As Morris describes BIOLIFE4D’s bioengineering process, work begins with the patient’s own blood and an MRI of their heart. White blood cells are separated out and induced to “go back to their stem cell state.” The cells are then reprogrammed to differentiate between the various types of cells that make up the heart, including cardio, electrical transmission, and smooth muscle cells. Using the MRI for sizing purposes, the bioprinter puts the cells back in place, along with a bioprinted scaffolding that holds everything in place. The entire process takes about six weeks, with the cell development being the most time-consuming stage.
Hearts and Their Parts
BIOLIFE4D’s first milestone, in June 2018, was printing a cardiac patch of viable heart tissue comprising all of the cells that make up the heart. Once printed, this patch could be applied anywhere to the heart.
The company also reached proof of concept in April 2019 for a “mini-heart,” about the size of a mouse heart. This scaled-down version of a human heart could be used by pharmaceutical companies as a toxicity model for cardiac drug testing.
“The mini-heart should provide a better predictor of what the drug would do in a human,” Morris says. “Also, with the mini-heart, you don’t need full vascularization to make it functional as a predictive tool. You just need to keep it alive long enough for toxicity testing to be completed. As we scale up to a heart viable for human transplantation, however, the vascularization will be more complicated, in order to provide the fully functional vascular network required to keep a transplanted organ viable.”
Morris says there is no FDA approval necessary for the mini-heart. Its use in toxicity testing requires a different approval process, he says. Valves, grafts, and patches will need FDA approval before going to market.

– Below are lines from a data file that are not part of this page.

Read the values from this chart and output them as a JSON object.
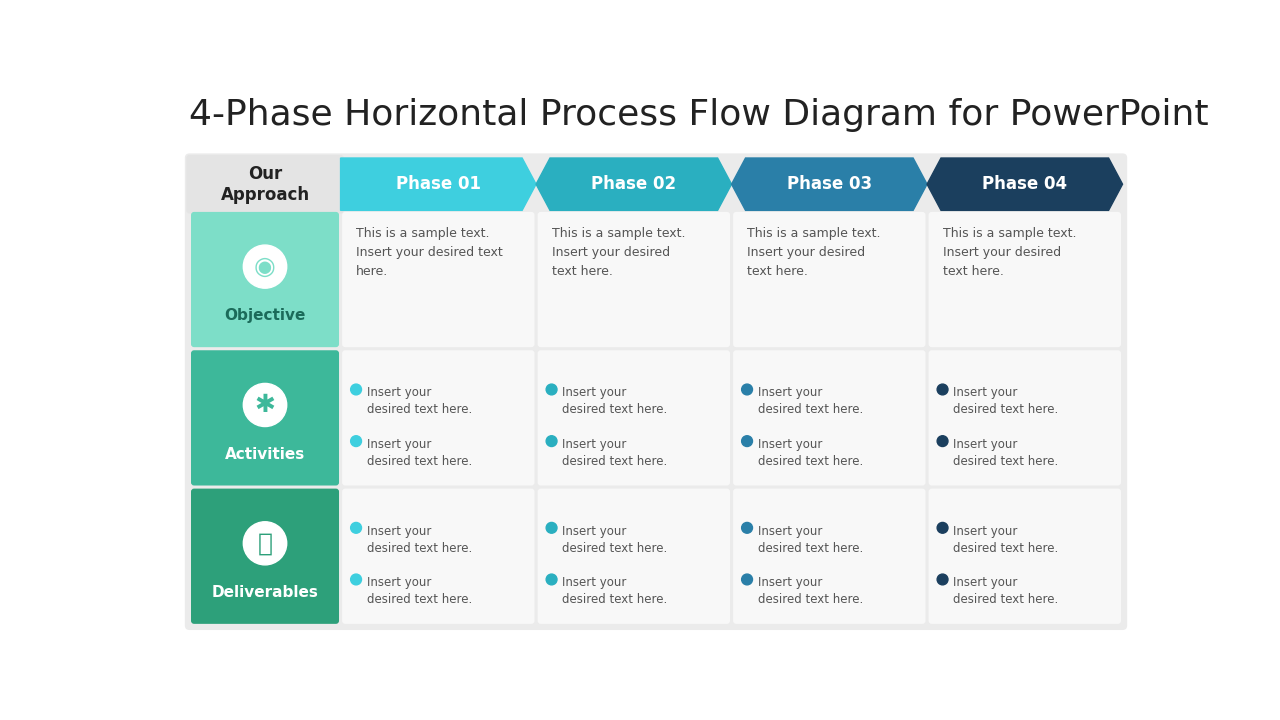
{
  "title": "4-Phase Horizontal Process Flow Diagram for PowerPoint",
  "title_fontsize": 26,
  "title_color": "#222222",
  "background_color": "#ffffff",
  "phases": [
    "Phase 01",
    "Phase 02",
    "Phase 03",
    "Phase 04"
  ],
  "phase_colors": [
    "#3ECFDF",
    "#2AAFC0",
    "#2A7FA8",
    "#1B3F5E"
  ],
  "row_labels": [
    "Our\nApproach",
    "Objective",
    "Activities",
    "Deliverables"
  ],
  "row_header_colors": [
    "#E4E4E4",
    "#7DDEC8",
    "#3DB89A",
    "#2DA07A"
  ],
  "row_header_text_colors": [
    "#222222",
    "#1B6B5A",
    "#ffffff",
    "#ffffff"
  ],
  "objective_texts": [
    "This is a sample text.\nInsert your desired text\nhere.",
    "This is a sample text.\nInsert your desired\ntext here.",
    "This is a sample text.\nInsert your desired\ntext here.",
    "This is a sample text.\nInsert your desired\ntext here."
  ],
  "outer_bg": "#EBEBEB",
  "cell_bg": "#F8F8F8",
  "text_color": "#555555"
}
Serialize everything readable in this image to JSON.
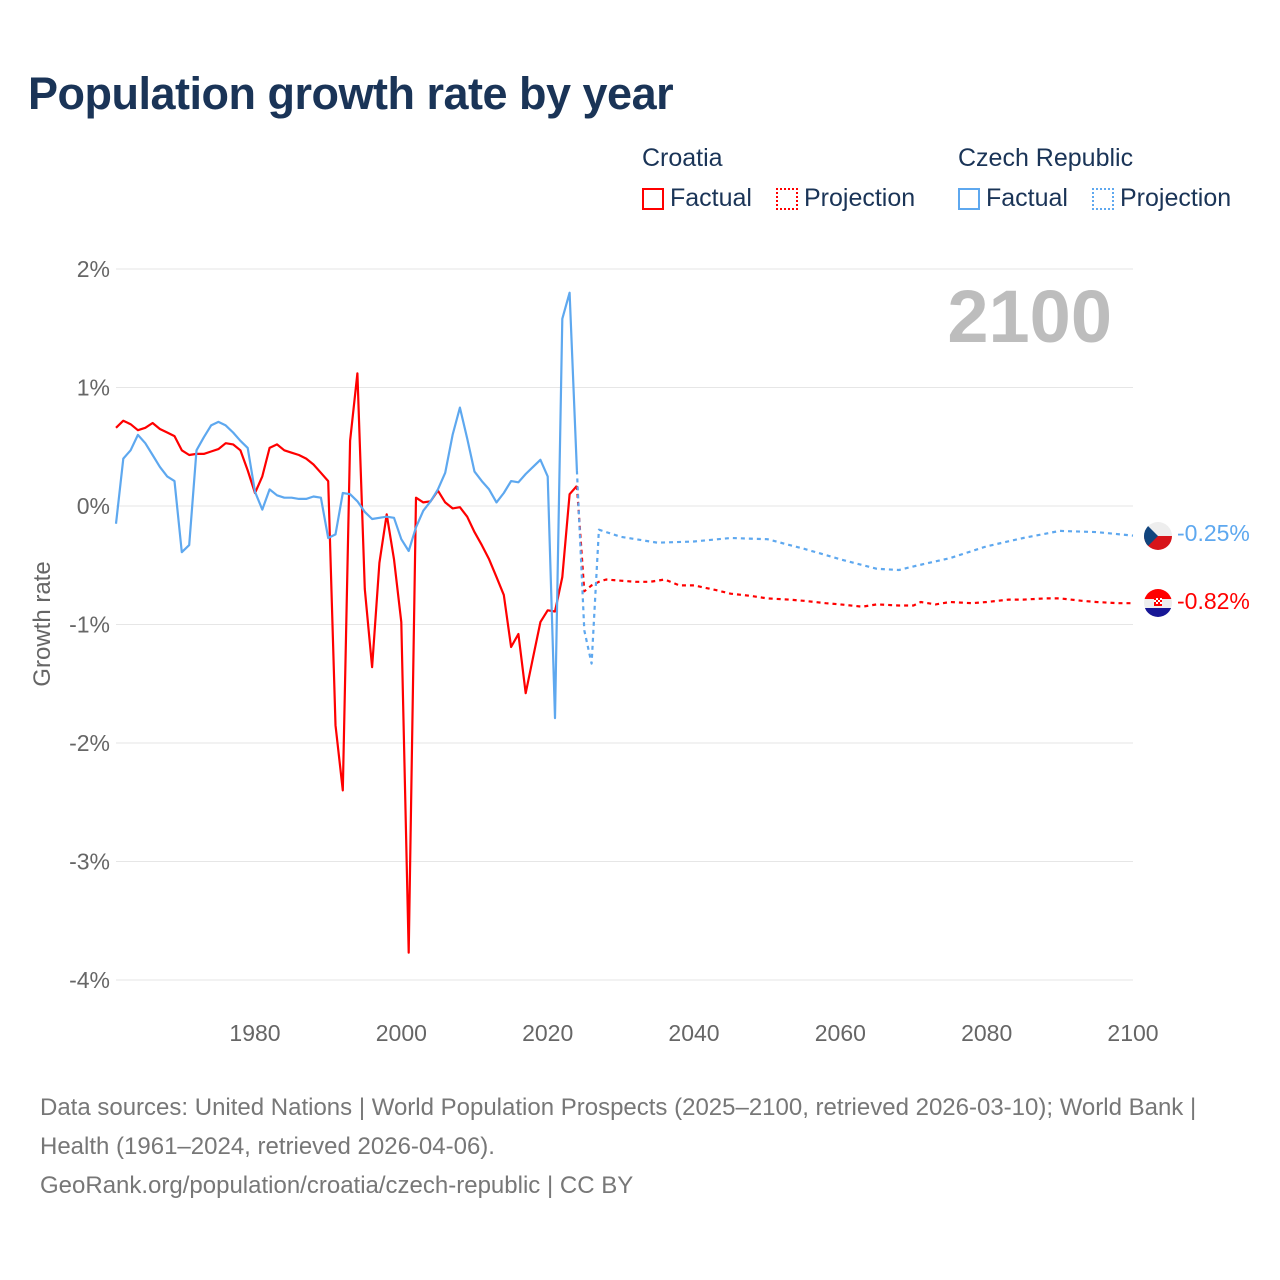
{
  "title": "Population growth rate by year",
  "legend": {
    "groups": [
      {
        "country": "Croatia",
        "factual": "Factual",
        "projection": "Projection",
        "color": "#ff0000"
      },
      {
        "country": "Czech Republic",
        "factual": "Factual",
        "projection": "Projection",
        "color": "#5ea8ef"
      }
    ]
  },
  "year_display": "2100",
  "end_labels": {
    "czech": "-0.25%",
    "croatia": "-0.82%"
  },
  "footer": {
    "sources": "Data sources: United Nations | World Population Prospects (2025–2100, retrieved 2026-03-10); World Bank | Health (1961–2024, retrieved 2026-04-06).",
    "link": "GeoRank.org/population/croatia/czech-republic | CC BY"
  },
  "chart_data": {
    "type": "line",
    "title": "Population growth rate by year",
    "xlabel": "",
    "ylabel": "Growth rate",
    "xlim": [
      1961,
      2100
    ],
    "ylim": [
      -4,
      2
    ],
    "x_ticks": [
      1980,
      2000,
      2020,
      2040,
      2060,
      2080,
      2100
    ],
    "y_ticks": [
      2,
      1,
      0,
      -1,
      -2,
      -3,
      -4
    ],
    "y_tick_labels": [
      "2%",
      "1%",
      "0%",
      "-1%",
      "-2%",
      "-3%",
      "-4%"
    ],
    "x_tick_labels": [
      "1980",
      "2000",
      "2020",
      "2040",
      "2060",
      "2080",
      "2100"
    ],
    "grid": true,
    "legend_position": "top-right",
    "series": [
      {
        "name": "Croatia Factual",
        "color": "#ff0000",
        "dashed": false,
        "x": [
          1961,
          1962,
          1963,
          1964,
          1965,
          1966,
          1967,
          1968,
          1969,
          1970,
          1971,
          1972,
          1973,
          1974,
          1975,
          1976,
          1977,
          1978,
          1979,
          1980,
          1981,
          1982,
          1983,
          1984,
          1985,
          1986,
          1987,
          1988,
          1989,
          1990,
          1991,
          1992,
          1993,
          1994,
          1995,
          1996,
          1997,
          1998,
          1999,
          2000,
          2001,
          2002,
          2003,
          2004,
          2005,
          2006,
          2007,
          2008,
          2009,
          2010,
          2011,
          2012,
          2013,
          2014,
          2015,
          2016,
          2017,
          2018,
          2019,
          2020,
          2021,
          2022,
          2023,
          2024
        ],
        "y": [
          0.66,
          0.72,
          0.69,
          0.64,
          0.66,
          0.7,
          0.65,
          0.62,
          0.59,
          0.47,
          0.43,
          0.44,
          0.44,
          0.46,
          0.48,
          0.53,
          0.52,
          0.47,
          0.3,
          0.11,
          0.25,
          0.49,
          0.52,
          0.47,
          0.45,
          0.43,
          0.4,
          0.35,
          0.28,
          0.21,
          -1.85,
          -2.4,
          0.55,
          1.12,
          -0.7,
          -1.36,
          -0.48,
          -0.07,
          -0.45,
          -0.98,
          -3.77,
          0.07,
          0.03,
          0.04,
          0.13,
          0.03,
          -0.02,
          -0.01,
          -0.09,
          -0.22,
          -0.33,
          -0.45,
          -0.6,
          -0.75,
          -1.19,
          -1.08,
          -1.58,
          -1.28,
          -0.98,
          -0.88,
          -0.89,
          -0.6,
          0.1,
          0.17
        ]
      },
      {
        "name": "Croatia Projection",
        "color": "#ff0000",
        "dashed": true,
        "x": [
          2024,
          2025,
          2026,
          2027,
          2028,
          2030,
          2032,
          2034,
          2036,
          2038,
          2040,
          2043,
          2045,
          2048,
          2050,
          2053,
          2055,
          2058,
          2060,
          2063,
          2065,
          2068,
          2070,
          2071,
          2073,
          2075,
          2078,
          2080,
          2083,
          2085,
          2088,
          2090,
          2093,
          2095,
          2098,
          2100
        ],
        "y": [
          0.17,
          -0.72,
          -0.67,
          -0.64,
          -0.62,
          -0.63,
          -0.64,
          -0.64,
          -0.62,
          -0.67,
          -0.67,
          -0.71,
          -0.74,
          -0.76,
          -0.78,
          -0.79,
          -0.8,
          -0.82,
          -0.83,
          -0.85,
          -0.83,
          -0.84,
          -0.84,
          -0.81,
          -0.83,
          -0.81,
          -0.82,
          -0.81,
          -0.79,
          -0.79,
          -0.78,
          -0.78,
          -0.8,
          -0.81,
          -0.82,
          -0.82
        ]
      },
      {
        "name": "Czech Republic Factual",
        "color": "#5ea8ef",
        "dashed": false,
        "x": [
          1961,
          1962,
          1963,
          1964,
          1965,
          1966,
          1967,
          1968,
          1969,
          1970,
          1971,
          1972,
          1973,
          1974,
          1975,
          1976,
          1977,
          1978,
          1979,
          1980,
          1981,
          1982,
          1983,
          1984,
          1985,
          1986,
          1987,
          1988,
          1989,
          1990,
          1991,
          1992,
          1993,
          1994,
          1995,
          1996,
          1997,
          1998,
          1999,
          2000,
          2001,
          2002,
          2003,
          2004,
          2005,
          2006,
          2007,
          2008,
          2009,
          2010,
          2011,
          2012,
          2013,
          2014,
          2015,
          2016,
          2017,
          2018,
          2019,
          2020,
          2021,
          2022,
          2023,
          2024
        ],
        "y": [
          -0.15,
          0.4,
          0.47,
          0.6,
          0.53,
          0.43,
          0.33,
          0.25,
          0.21,
          -0.39,
          -0.33,
          0.47,
          0.58,
          0.68,
          0.71,
          0.68,
          0.62,
          0.55,
          0.49,
          0.12,
          -0.03,
          0.14,
          0.09,
          0.07,
          0.07,
          0.06,
          0.06,
          0.08,
          0.07,
          -0.27,
          -0.24,
          0.11,
          0.1,
          0.04,
          -0.05,
          -0.11,
          -0.1,
          -0.09,
          -0.1,
          -0.28,
          -0.38,
          -0.18,
          -0.04,
          0.04,
          0.14,
          0.28,
          0.6,
          0.83,
          0.57,
          0.29,
          0.21,
          0.14,
          0.03,
          0.11,
          0.21,
          0.2,
          0.27,
          0.33,
          0.39,
          0.25,
          -1.79,
          1.58,
          1.8,
          0.3
        ]
      },
      {
        "name": "Czech Republic Projection",
        "color": "#5ea8ef",
        "dashed": true,
        "x": [
          2024,
          2025,
          2026,
          2027,
          2028,
          2030,
          2035,
          2040,
          2045,
          2050,
          2055,
          2060,
          2065,
          2068,
          2070,
          2075,
          2080,
          2085,
          2090,
          2095,
          2100
        ],
        "y": [
          0.3,
          -1.05,
          -1.33,
          -0.2,
          -0.22,
          -0.26,
          -0.31,
          -0.3,
          -0.27,
          -0.28,
          -0.36,
          -0.45,
          -0.53,
          -0.54,
          -0.51,
          -0.44,
          -0.34,
          -0.27,
          -0.21,
          -0.22,
          -0.25
        ]
      }
    ]
  }
}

Approval of a full-size heart, however, could take less time due to the “compassionate exception” rule.
“The FDA path could go faster for the full heart than for valves and grafts,” Morris says. “There are an estimated 200,000 individuals in the United States with late-stage heart failure who don’t make it onto the waiting list for a heart transplant. If we can show that our data are good for a 3D-bioprinted human heart, some of those 200,000 could decide to accept one of our hearts. They know the heart hasn’t gone through the entire FDA approval process, but they are at risk of dying without any alternative at all.”
BIOLIFE4D is benefitting from partnerships with other experts in the field, sharing knowledge and equipment. While BIOLIFE4D’s headquarters is in Chicago, their lab is located at Texas Medical Center in Houston. Morris says the company partners with other research institutions and hospitals in the Houston area, due primarily to the cardiac and bioprinting expertise at those locations. Through those partnerships, the company is also able to access bioprinters in various labs, with BIOLIFE4D’s CMO and chief science officer on site when printing takes place.
Collaborative efforts among experts in academia, health care, and commercial medical development are taking 3D heart printing from concept to production. Shared knowledge is resulting in the development of effective tools that can turn models to reality.
— Kathy Hardy is a freelance writer based in Phoenixville, Pennsylvania. She is a frequent contributor to Radiology Today.